Gülmüştü."Şaka yapıyor olmalısın, Bartan. Sen insanların umudusun. Bu yenilginin bedelini sadece sen ödemezsin. Hatta en kârlı sen çıkabilirsin."
"Benim istediğim hayat belli. Bu yenilgiden herhangi bir şey istemiyorum. Kişisel bir çıkarım yok."
"O zaman bana yardım et. Ne yapmalıyım? Ben bu yenilginin bedelini ödeyemem, hayır olamaz. Geleceğimi karartır."
"Prenses, bir şey demem mümkün değil. Üstelik bu diyeceklerimin yarın ileride bana karşı kullanılmayacağını nasıl bilebilirim? Üzgünüm ama kraliyetten güvendiğim insan sayısı az ve o listede sen yoksun."
"Yerinde olsaydım benimle iyi geçinmeye bakardım ama sen inatlaşmayı seçiyorsun. İnatlaşma, hayatın benim iki dudağımın arasında. Bunu anlayamayacak kadar aptal birisi değilsin."
"Yenilginin bedelini ödememek için sıyrılman gerekir. Ailenden sıyrıl, Samirna. Ailenin hatalarını gör. O zaman yenilginin bedelini ödemezsin."

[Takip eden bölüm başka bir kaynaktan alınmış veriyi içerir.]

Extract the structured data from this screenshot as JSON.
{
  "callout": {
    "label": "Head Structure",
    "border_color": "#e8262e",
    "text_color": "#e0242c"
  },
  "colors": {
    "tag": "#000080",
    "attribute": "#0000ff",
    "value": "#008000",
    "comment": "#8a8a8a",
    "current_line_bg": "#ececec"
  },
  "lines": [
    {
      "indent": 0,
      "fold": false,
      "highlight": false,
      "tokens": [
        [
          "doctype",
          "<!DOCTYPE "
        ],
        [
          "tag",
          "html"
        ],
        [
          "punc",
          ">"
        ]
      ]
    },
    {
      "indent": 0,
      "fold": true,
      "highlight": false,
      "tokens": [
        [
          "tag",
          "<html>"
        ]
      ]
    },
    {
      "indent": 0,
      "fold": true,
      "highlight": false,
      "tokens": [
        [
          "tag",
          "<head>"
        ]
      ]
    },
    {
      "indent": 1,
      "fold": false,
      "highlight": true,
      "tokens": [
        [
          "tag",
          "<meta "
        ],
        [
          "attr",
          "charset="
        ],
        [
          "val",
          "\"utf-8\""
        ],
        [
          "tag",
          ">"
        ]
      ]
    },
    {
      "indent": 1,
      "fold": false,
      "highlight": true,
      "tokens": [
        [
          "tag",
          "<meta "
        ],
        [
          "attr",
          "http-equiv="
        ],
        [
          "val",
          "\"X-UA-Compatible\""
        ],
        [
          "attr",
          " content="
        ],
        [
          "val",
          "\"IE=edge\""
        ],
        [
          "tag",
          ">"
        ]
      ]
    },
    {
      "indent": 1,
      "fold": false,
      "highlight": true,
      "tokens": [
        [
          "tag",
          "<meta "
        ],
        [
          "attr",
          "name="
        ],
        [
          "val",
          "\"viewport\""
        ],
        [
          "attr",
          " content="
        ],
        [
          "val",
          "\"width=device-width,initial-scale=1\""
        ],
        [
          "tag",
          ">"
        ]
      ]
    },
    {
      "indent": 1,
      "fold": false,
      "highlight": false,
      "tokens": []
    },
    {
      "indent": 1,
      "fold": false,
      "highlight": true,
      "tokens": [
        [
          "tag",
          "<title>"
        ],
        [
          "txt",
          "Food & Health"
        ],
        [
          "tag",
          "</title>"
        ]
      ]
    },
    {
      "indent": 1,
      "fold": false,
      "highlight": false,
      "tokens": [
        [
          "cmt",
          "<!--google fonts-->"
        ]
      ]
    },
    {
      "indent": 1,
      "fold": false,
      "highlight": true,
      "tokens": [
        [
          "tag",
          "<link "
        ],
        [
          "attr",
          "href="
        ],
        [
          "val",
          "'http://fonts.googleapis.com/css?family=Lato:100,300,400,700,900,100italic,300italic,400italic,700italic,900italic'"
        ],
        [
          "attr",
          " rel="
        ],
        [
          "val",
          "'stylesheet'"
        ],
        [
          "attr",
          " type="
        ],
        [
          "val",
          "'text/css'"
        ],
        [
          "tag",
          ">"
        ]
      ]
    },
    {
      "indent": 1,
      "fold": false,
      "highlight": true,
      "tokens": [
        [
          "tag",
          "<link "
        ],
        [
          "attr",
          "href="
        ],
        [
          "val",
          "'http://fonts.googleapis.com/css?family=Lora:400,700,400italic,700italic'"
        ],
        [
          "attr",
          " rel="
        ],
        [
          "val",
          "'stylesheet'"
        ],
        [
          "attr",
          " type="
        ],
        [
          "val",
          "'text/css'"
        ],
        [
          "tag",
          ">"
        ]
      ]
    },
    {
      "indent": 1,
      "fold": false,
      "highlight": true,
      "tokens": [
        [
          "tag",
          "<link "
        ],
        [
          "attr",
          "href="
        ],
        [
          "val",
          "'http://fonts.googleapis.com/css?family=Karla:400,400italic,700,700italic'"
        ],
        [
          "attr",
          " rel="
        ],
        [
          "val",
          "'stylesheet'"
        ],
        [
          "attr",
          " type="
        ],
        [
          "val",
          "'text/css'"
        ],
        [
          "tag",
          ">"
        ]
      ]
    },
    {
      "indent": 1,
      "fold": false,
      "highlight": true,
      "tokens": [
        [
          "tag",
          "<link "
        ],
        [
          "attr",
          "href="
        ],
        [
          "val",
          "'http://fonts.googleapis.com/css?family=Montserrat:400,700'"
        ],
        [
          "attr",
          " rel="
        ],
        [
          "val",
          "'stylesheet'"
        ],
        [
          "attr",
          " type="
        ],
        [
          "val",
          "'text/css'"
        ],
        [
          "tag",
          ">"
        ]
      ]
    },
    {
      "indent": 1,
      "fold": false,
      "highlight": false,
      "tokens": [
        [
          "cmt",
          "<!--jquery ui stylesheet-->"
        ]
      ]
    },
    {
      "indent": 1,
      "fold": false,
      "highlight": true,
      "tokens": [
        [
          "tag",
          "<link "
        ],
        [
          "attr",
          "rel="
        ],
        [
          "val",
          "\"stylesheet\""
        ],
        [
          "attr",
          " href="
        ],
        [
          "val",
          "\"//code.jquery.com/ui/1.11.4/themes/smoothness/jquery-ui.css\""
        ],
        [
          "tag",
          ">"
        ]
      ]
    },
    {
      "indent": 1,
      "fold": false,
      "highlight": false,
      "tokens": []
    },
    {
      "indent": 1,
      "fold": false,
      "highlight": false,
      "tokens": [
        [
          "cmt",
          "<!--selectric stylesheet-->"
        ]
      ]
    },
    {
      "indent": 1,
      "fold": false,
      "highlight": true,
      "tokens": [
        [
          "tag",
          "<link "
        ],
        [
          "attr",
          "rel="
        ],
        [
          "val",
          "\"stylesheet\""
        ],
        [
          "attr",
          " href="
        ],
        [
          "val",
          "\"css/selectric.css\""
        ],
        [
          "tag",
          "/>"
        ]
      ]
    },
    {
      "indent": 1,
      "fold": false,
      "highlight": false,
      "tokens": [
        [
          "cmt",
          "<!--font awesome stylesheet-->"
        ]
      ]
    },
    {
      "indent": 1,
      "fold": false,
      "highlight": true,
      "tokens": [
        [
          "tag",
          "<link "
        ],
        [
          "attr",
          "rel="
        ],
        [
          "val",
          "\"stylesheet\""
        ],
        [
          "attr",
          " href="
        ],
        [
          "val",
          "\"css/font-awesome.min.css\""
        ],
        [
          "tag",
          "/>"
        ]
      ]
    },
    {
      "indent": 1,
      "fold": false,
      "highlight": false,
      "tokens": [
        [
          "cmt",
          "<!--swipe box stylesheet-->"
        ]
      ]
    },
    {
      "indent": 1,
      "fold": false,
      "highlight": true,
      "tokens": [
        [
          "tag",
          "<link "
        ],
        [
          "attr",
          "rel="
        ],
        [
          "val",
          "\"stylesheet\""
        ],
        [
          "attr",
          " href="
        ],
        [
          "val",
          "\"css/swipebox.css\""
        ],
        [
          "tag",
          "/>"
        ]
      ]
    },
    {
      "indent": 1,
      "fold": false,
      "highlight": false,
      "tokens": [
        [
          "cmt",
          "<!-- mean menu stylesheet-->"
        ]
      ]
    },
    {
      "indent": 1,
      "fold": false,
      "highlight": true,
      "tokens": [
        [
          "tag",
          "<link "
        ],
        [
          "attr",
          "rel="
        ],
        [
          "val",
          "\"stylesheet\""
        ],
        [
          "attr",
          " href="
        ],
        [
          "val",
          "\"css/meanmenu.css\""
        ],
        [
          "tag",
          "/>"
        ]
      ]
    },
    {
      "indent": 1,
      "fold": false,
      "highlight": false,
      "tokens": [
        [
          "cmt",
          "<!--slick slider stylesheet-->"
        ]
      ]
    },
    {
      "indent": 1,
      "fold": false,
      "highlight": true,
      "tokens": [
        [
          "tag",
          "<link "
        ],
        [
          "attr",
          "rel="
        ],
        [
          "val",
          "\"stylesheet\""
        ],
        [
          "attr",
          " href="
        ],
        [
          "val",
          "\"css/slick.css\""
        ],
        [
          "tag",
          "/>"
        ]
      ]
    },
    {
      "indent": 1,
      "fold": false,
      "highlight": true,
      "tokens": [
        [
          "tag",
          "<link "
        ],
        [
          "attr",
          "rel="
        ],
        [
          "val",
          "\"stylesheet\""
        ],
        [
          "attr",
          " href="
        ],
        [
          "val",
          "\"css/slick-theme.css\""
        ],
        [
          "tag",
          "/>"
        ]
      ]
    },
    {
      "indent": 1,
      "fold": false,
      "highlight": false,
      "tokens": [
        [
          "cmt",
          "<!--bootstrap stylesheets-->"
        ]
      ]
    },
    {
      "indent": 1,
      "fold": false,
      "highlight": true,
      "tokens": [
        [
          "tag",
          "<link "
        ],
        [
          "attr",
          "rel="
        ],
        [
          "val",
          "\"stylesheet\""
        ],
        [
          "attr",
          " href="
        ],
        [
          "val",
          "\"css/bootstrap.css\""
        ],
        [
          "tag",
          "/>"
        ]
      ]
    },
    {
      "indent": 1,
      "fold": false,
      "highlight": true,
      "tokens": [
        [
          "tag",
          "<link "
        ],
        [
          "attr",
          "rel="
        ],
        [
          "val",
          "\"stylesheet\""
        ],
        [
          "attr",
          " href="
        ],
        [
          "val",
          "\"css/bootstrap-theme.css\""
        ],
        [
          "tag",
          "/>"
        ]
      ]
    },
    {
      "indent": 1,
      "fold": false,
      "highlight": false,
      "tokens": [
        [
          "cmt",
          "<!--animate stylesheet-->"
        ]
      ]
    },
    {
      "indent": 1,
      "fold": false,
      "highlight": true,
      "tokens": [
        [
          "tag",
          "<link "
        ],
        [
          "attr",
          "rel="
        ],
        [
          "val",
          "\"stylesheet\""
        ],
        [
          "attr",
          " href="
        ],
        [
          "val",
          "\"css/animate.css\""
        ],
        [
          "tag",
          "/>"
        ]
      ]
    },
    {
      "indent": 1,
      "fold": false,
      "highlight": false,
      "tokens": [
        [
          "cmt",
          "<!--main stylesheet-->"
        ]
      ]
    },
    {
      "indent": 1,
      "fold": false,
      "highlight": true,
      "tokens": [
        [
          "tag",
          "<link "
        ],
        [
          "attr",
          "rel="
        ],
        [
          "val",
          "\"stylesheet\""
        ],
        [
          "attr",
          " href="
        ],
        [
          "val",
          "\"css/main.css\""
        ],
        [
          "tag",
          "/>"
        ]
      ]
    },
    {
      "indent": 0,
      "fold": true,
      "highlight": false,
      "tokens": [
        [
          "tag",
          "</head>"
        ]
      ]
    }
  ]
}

"Ailemin hatalarından sıyrılayım mı? Kraliçe'ye karşı gelmem mi gerekiyor, bunu mu demek istiyorsun?"
"Daha fazla bir şey diyemem. Benim düşüncelerim bu yönde. Kentairler halktan kopuk. Sen de kopuk olmaya devam edersen işler kontrolünden çıkabilir."
"İşte aradığım düşünce! Ne yapacağımı artık biliyorum, seninle konuşmak işe yaradı. Yine de seni affedeceğim anlamına gelmiyor. O kızla evlenerek hayatının en büyük hatasını yaptın."
"Samirna, sen ve ben asla olamazdık. Aramızdaki çatışmalardan dolayı devlet zarar görürdü."
"Yanılıyorsun, sen ve ben bu ülkeyi bir arada tutabilirdik. Herkesin isteği buydu ama sen kendi bildiğini yaptın. Her zamanki gibi inat ettin. Şimdi ise pişman olacaksın. O köylü kızı ile evlendiğin için seni pişman edeceğim."
"Bu tehditlerin içi boş. Bir şey yapacağına inanmıyorum. Şimdi izninle çadırıma geçeceğim. Gün yeterince uzundu, dinlenmem lazım."
"Kaç, Bartan. Bunlar iyi zamanların. Petur'a döndüğümüz zaman her şey farklı olacak." dedi. Onu umursamadım. Gözümde küçük bir kızdı, büyümemişti. Yesui'ye zarar veremezdi, ben var iken mümkün değildi. Güzel eşimi koruyacaktım.
Çadırıma girmiştim. Üstümdekilerden kurtulmuştum, gömleğim ve pantolonum kalmıştı. Ahşap leğendeki suyun içine beyaz kumaşı batırıp, sıkmıştım. Sonra da kollarımı, boynumu silmiştim. Kirden arınmak istiyordum. Divana uzandığımda ise işaret parmağımdaki gümüş yüzüğe baktım. Yesui ile olan bağımı simgeliyordu. Gözümün önünde olması için işaret parmağına takmayı tercih etmiştim. Yesui'yi özlemiştim. Onun için bir yanım endişeleniyordu. Ailem elbette ona sahip çıkardı ama sarayın ne yapacağını kestiremiyordum. Öldürmezlerdi, ondan emindim. Yesui'yi öldürerek ellerine bir şey geçemezdi ama ona başka işkenceler yapabilirlerdi. Bu konuda huzursuzdum. Yesui'ye bunu umursamamasını söylemiştim ama umursayacaktı. Güçlü durması lazımdı. Güçlü durdukça saray yılacaktı. Zaten Kraliçe ile konuşacaktım, Petur'dan ayrılmayı isteyecektim. Petur'dan ayrıldıktan sonra her şey yoluna girecekti.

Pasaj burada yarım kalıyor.